Eyeing a few natural products that you're ready to try? Awesome, but don't go crazy at first. If you've been using conventional products - and a lot of them - all of your life, you might go through a detox period. This detox period is commonly seen when transitioning to a non-aluminum deodorant, for example. This is completely normal, as it's your body's way of ridding itself of all those toxins and preparing to ingest all of the natural goodness in your new clean products. It's like being an addict; once you go into withdrawal from those harmful ingredients, your body will be a little confused and go into overtime on detoxing your body and figuring out what's going on. This detox period is different for everyone. Some people experience a heavy detox while others barely notice they've changed anything in their routine.
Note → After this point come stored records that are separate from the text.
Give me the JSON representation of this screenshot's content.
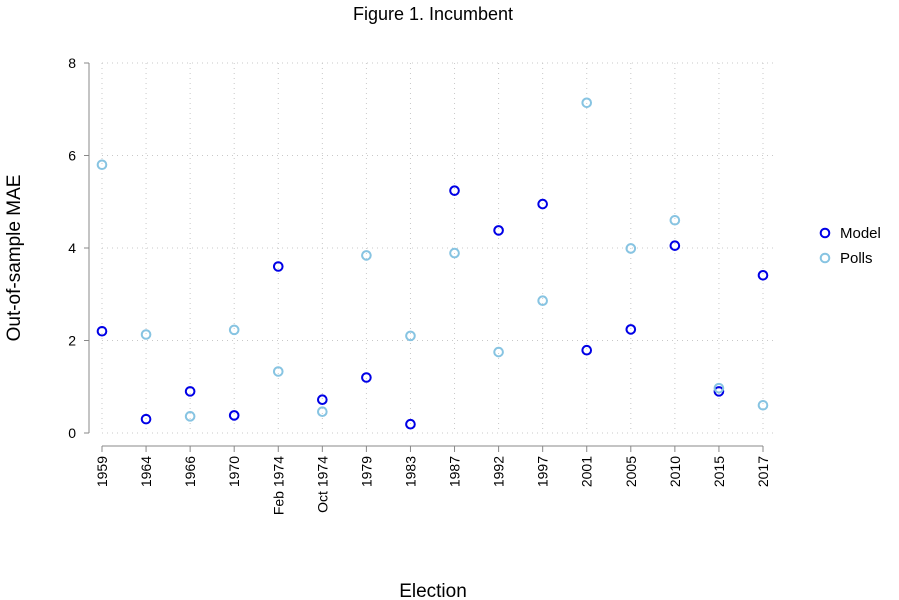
{
  "chart_data": {
    "type": "scatter",
    "title": "Figure 1. Incumbent",
    "xlabel": "Election",
    "ylabel": "Out-of-sample MAE",
    "categories": [
      "1959",
      "1964",
      "1966",
      "1970",
      "Feb 1974",
      "Oct 1974",
      "1979",
      "1983",
      "1987",
      "1992",
      "1997",
      "2001",
      "2005",
      "2010",
      "2015",
      "2017"
    ],
    "ylim": [
      0,
      8
    ],
    "yticks": [
      0,
      2,
      4,
      6,
      8
    ],
    "grid": true,
    "legend_position": "right",
    "series": [
      {
        "name": "Model",
        "color": "#0000e6",
        "values": [
          2.2,
          0.3,
          0.9,
          0.38,
          3.6,
          0.72,
          1.2,
          0.19,
          5.24,
          4.38,
          4.95,
          1.79,
          2.24,
          4.05,
          0.9,
          3.41
        ]
      },
      {
        "name": "Polls",
        "color": "#87c4e2",
        "values": [
          5.8,
          2.13,
          0.36,
          2.23,
          1.33,
          0.46,
          3.84,
          2.1,
          3.89,
          1.75,
          2.86,
          7.14,
          3.99,
          4.6,
          0.97,
          0.6
        ]
      }
    ]
  }
}
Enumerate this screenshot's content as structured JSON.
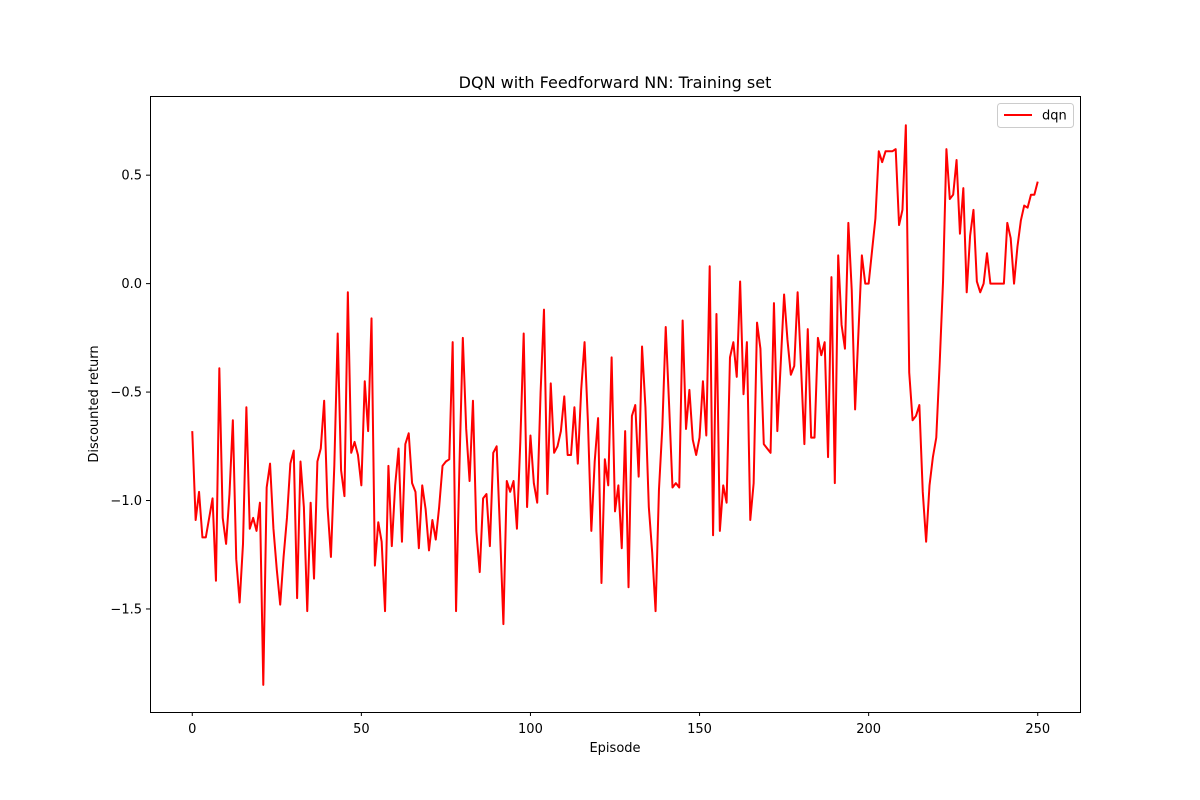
{
  "chart_data": {
    "type": "line",
    "title": "DQN with Feedforward NN: Training set",
    "xlabel": "Episode",
    "ylabel": "Discounted return",
    "xlim": [
      -12.5,
      262.5
    ],
    "ylim": [
      -1.975,
      0.865
    ],
    "xticks": [
      0,
      50,
      100,
      150,
      200,
      250
    ],
    "yticks": [
      -1.5,
      -1.0,
      -0.5,
      0.0,
      0.5
    ],
    "xtick_labels": [
      "0",
      "50",
      "100",
      "150",
      "200",
      "250"
    ],
    "ytick_labels": [
      "−1.5",
      "−1.0",
      "−0.5",
      "0.0",
      "0.5"
    ],
    "grid": false,
    "legend_position": "top-right",
    "series": [
      {
        "name": "dqn",
        "color": "#ff0000",
        "x": [
          0,
          1,
          2,
          3,
          4,
          5,
          6,
          7,
          8,
          9,
          10,
          11,
          12,
          13,
          14,
          15,
          16,
          17,
          18,
          19,
          20,
          21,
          22,
          23,
          24,
          25,
          26,
          27,
          28,
          29,
          30,
          31,
          32,
          33,
          34,
          35,
          36,
          37,
          38,
          39,
          40,
          41,
          42,
          43,
          44,
          45,
          46,
          47,
          48,
          49,
          50,
          51,
          52,
          53,
          54,
          55,
          56,
          57,
          58,
          59,
          60,
          61,
          62,
          63,
          64,
          65,
          66,
          67,
          68,
          69,
          70,
          71,
          72,
          73,
          74,
          75,
          76,
          77,
          78,
          79,
          80,
          81,
          82,
          83,
          84,
          85,
          86,
          87,
          88,
          89,
          90,
          91,
          92,
          93,
          94,
          95,
          96,
          97,
          98,
          99,
          100,
          101,
          102,
          103,
          104,
          105,
          106,
          107,
          108,
          109,
          110,
          111,
          112,
          113,
          114,
          115,
          116,
          117,
          118,
          119,
          120,
          121,
          122,
          123,
          124,
          125,
          126,
          127,
          128,
          129,
          130,
          131,
          132,
          133,
          134,
          135,
          136,
          137,
          138,
          139,
          140,
          141,
          142,
          143,
          144,
          145,
          146,
          147,
          148,
          149,
          150,
          151,
          152,
          153,
          154,
          155,
          156,
          157,
          158,
          159,
          160,
          161,
          162,
          163,
          164,
          165,
          166,
          167,
          168,
          169,
          170,
          171,
          172,
          173,
          174,
          175,
          176,
          177,
          178,
          179,
          180,
          181,
          182,
          183,
          184,
          185,
          186,
          187,
          188,
          189,
          190,
          191,
          192,
          193,
          194,
          195,
          196,
          197,
          198,
          199,
          200,
          201,
          202,
          203,
          204,
          205,
          206,
          207,
          208,
          209,
          210,
          211,
          212,
          213,
          214,
          215,
          216,
          217,
          218,
          219,
          220,
          221,
          222,
          223,
          224,
          225,
          226,
          227,
          228,
          229,
          230,
          231,
          232,
          233,
          234,
          235,
          236,
          237,
          238,
          239,
          240,
          241,
          242,
          243,
          244,
          245,
          246,
          247,
          248,
          249,
          250
        ],
        "y": [
          -0.68,
          -1.09,
          -0.96,
          -1.17,
          -1.17,
          -1.08,
          -0.99,
          -1.37,
          -0.39,
          -1.08,
          -1.2,
          -0.97,
          -0.63,
          -1.27,
          -1.47,
          -1.2,
          -0.57,
          -1.13,
          -1.08,
          -1.14,
          -1.01,
          -1.85,
          -0.94,
          -0.83,
          -1.13,
          -1.32,
          -1.48,
          -1.26,
          -1.08,
          -0.83,
          -0.77,
          -1.45,
          -0.82,
          -1.03,
          -1.51,
          -1.01,
          -1.36,
          -0.82,
          -0.76,
          -0.54,
          -1.03,
          -1.26,
          -0.84,
          -0.23,
          -0.86,
          -0.98,
          -0.04,
          -0.78,
          -0.73,
          -0.79,
          -0.93,
          -0.45,
          -0.68,
          -0.16,
          -1.3,
          -1.1,
          -1.19,
          -1.51,
          -0.84,
          -1.21,
          -0.93,
          -0.76,
          -1.19,
          -0.74,
          -0.69,
          -0.92,
          -0.96,
          -1.22,
          -0.93,
          -1.04,
          -1.23,
          -1.09,
          -1.18,
          -1.03,
          -0.84,
          -0.82,
          -0.81,
          -0.27,
          -1.51,
          -0.84,
          -0.25,
          -0.67,
          -0.91,
          -0.54,
          -1.14,
          -1.33,
          -0.99,
          -0.97,
          -1.21,
          -0.78,
          -0.75,
          -1.14,
          -1.57,
          -0.91,
          -0.96,
          -0.91,
          -1.13,
          -0.73,
          -0.23,
          -1.03,
          -0.7,
          -0.92,
          -1.01,
          -0.5,
          -0.12,
          -0.97,
          -0.46,
          -0.78,
          -0.75,
          -0.68,
          -0.52,
          -0.79,
          -0.79,
          -0.57,
          -0.83,
          -0.49,
          -0.27,
          -0.64,
          -1.14,
          -0.82,
          -0.62,
          -1.38,
          -0.81,
          -0.93,
          -0.34,
          -1.05,
          -0.93,
          -1.22,
          -0.68,
          -1.4,
          -0.61,
          -0.56,
          -0.89,
          -0.29,
          -0.57,
          -1.03,
          -1.24,
          -1.51,
          -0.95,
          -0.66,
          -0.2,
          -0.56,
          -0.94,
          -0.92,
          -0.94,
          -0.17,
          -0.67,
          -0.49,
          -0.72,
          -0.79,
          -0.71,
          -0.45,
          -0.7,
          0.08,
          -1.16,
          -0.14,
          -1.14,
          -0.93,
          -1.01,
          -0.34,
          -0.27,
          -0.43,
          0.01,
          -0.51,
          -0.27,
          -1.09,
          -0.92,
          -0.18,
          -0.3,
          -0.74,
          -0.76,
          -0.78,
          -0.09,
          -0.68,
          -0.37,
          -0.05,
          -0.26,
          -0.42,
          -0.38,
          -0.04,
          -0.38,
          -0.74,
          -0.21,
          -0.71,
          -0.71,
          -0.25,
          -0.33,
          -0.27,
          -0.8,
          0.03,
          -0.92,
          0.13,
          -0.19,
          -0.3,
          0.28,
          -0.03,
          -0.58,
          -0.22,
          0.13,
          0.0,
          0.0,
          0.15,
          0.3,
          0.61,
          0.56,
          0.61,
          0.61,
          0.61,
          0.62,
          0.27,
          0.34,
          0.73,
          -0.41,
          -0.63,
          -0.61,
          -0.56,
          -0.96,
          -1.19,
          -0.93,
          -0.8,
          -0.71,
          -0.37,
          0.01,
          0.62,
          0.39,
          0.41,
          0.57,
          0.23,
          0.44,
          -0.04,
          0.22,
          0.34,
          0.01,
          -0.04,
          0.0,
          0.14,
          0.0,
          0.0,
          0.0,
          0.0,
          0.0,
          0.28,
          0.21,
          0.0,
          0.17,
          0.29,
          0.36,
          0.35,
          0.41,
          0.41,
          0.47
        ]
      }
    ]
  }
}
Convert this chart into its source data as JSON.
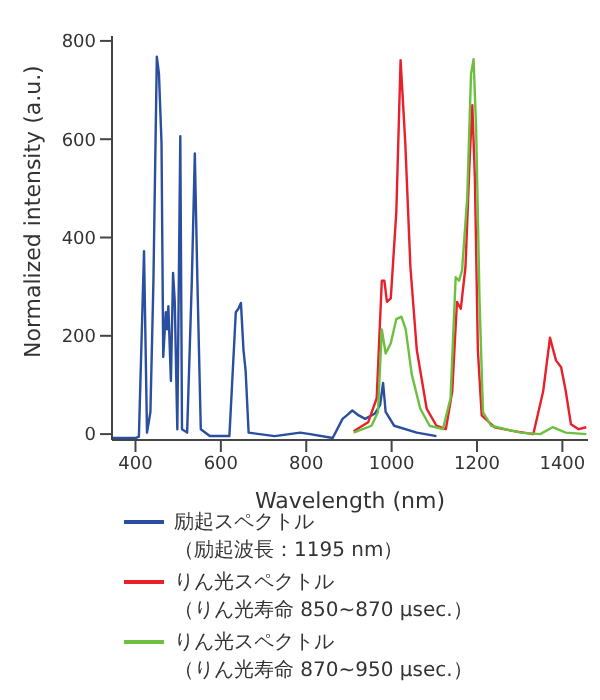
{
  "chart_data": {
    "type": "line",
    "xlabel": "Wavelength (nm)",
    "ylabel": "Normalized intensity (a.u.)",
    "xlim": [
      345,
      1460
    ],
    "ylim": [
      -12,
      810
    ],
    "xticks": [
      400,
      600,
      800,
      1000,
      1200,
      1400
    ],
    "yticks": [
      0,
      200,
      400,
      600,
      800
    ],
    "grid": false,
    "marker": "none",
    "legend": "bottom",
    "series": [
      {
        "name": "励起スペクトル（励起波長：1195 nm）",
        "color": "#2a4ea0",
        "x": [
          347,
          400,
          408,
          420,
          427,
          435,
          442,
          450,
          455,
          461,
          465,
          471,
          474,
          477,
          483,
          488,
          492,
          498,
          505,
          509,
          521,
          532,
          539,
          545,
          553,
          574,
          620,
          635,
          641,
          647,
          653,
          658,
          665,
          726,
          786,
          809,
          862,
          885,
          895,
          908,
          923,
          938,
          961,
          973,
          980,
          986,
          1006,
          1059,
          1105
        ],
        "values": [
          -8,
          -8,
          -5,
          372,
          3,
          45,
          310,
          768,
          733,
          592,
          157,
          248,
          213,
          260,
          108,
          328,
          270,
          10,
          606,
          10,
          3,
          312,
          571,
          312,
          10,
          -4,
          -4,
          248,
          255,
          267,
          171,
          129,
          3,
          -4,
          3,
          0,
          -8,
          31,
          38,
          48,
          38,
          31,
          42,
          59,
          104,
          45,
          17,
          3,
          -4
        ]
      },
      {
        "name": "りん光スペクトル（りん光寿命 850~870 μsec.）",
        "color": "#e8202a",
        "x": [
          911,
          945,
          965,
          977,
          983,
          989,
          998,
          1011,
          1021,
          1032,
          1044,
          1059,
          1082,
          1105,
          1127,
          1142,
          1153,
          1162,
          1173,
          1183,
          1189,
          1195,
          1202,
          1211,
          1241,
          1286,
          1332,
          1355,
          1371,
          1385,
          1397,
          1408,
          1420,
          1438,
          1456
        ],
        "values": [
          6,
          24,
          73,
          312,
          312,
          269,
          276,
          452,
          761,
          592,
          340,
          171,
          52,
          17,
          10,
          87,
          269,
          255,
          340,
          564,
          669,
          522,
          171,
          38,
          14,
          6,
          0,
          87,
          196,
          150,
          136,
          87,
          20,
          10,
          14
        ]
      },
      {
        "name": "りん光スペクトル（りん光寿命 870~950 μsec.）",
        "color": "#6cc040",
        "x": [
          911,
          953,
          968,
          977,
          986,
          998,
          1011,
          1023,
          1033,
          1047,
          1067,
          1089,
          1120,
          1138,
          1150,
          1158,
          1165,
          1177,
          1186,
          1192,
          1198,
          1206,
          1214,
          1233,
          1302,
          1348,
          1377,
          1408,
          1456
        ],
        "values": [
          3,
          17,
          45,
          213,
          164,
          185,
          234,
          239,
          213,
          122,
          52,
          17,
          10,
          73,
          319,
          312,
          333,
          480,
          733,
          763,
          620,
          269,
          45,
          17,
          3,
          0,
          14,
          3,
          0
        ]
      }
    ]
  }
}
I advise that everyone err on the side of caution with this specific task and introduce natural products into your routine one at a time for 1-2 weeks depending on if you notice any effects. While natural ingredients are amazing, people can still be allergic to those ingredients, so always do a patch test with products that you'll be using on your skin by applying some of the product to the inner part of your elbow and pay attention to see if the skin gets irritated or becomes red. Introducing products one at a time into your routine is good practice with any personal care product, as you want to be able to single out that item to see if it made a difference, whether that difference is good or bad.